U.S. Rep. Marsha Blackburn (R-Tenn.), introduced legislation last Monday that would prevent the issuance of credit cards to those who cannot provide verifiable identification. Sophisticated drug smuggling, the human-trafficking racket, potential threats to national security, the facilitation of criminal and terrorist activity, as well as the added financial risk are possible without plugging the loophole.
The Photo Identification Security Act, would require banks and financial institutions to use "secure forms of identification," which does not include such currently accepted forms of I.D. as Mexico’s freely issued and easily forged matricula consular cards which, critics charge, is just a "laminated piece of paper."

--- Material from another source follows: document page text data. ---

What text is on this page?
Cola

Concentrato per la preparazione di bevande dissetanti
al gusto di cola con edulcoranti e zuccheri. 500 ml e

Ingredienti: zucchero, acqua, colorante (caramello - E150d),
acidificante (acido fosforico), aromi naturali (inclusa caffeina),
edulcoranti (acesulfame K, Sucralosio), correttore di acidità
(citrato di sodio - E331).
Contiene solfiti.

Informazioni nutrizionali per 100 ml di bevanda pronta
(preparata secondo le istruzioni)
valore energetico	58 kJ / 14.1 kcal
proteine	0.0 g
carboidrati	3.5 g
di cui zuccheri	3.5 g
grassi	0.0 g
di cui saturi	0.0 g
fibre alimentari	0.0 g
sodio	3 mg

Currently the Federal Reserve’s remittance program charges U.S. financial institutions 67 cents per item to transfer money from the United States to Mexican banks, ensuring a "highly competitive rate." About 27,000 transfers are made through the program each month, not all of them legal. Our own federal government is making it easier for not only undocumented workers, but also for drug runners, human traffickers, and even terrorists to move money around and across borders.
Programs like Bank of America’s credit card plan and the federals’ Directo a Mexico also could aid terrorists, if it hasn’t already. As Rep. Tom Tancredo (R-Colo.) has said, "After Sept. 11, we were told that money was the lifeblood of terrorists, and that we should do everything to block their access to financial resources."
If we just enforce our laws and stop catering t issuing credit cards to illegal aliens, they wouldn’t be encouraged to hop the fence.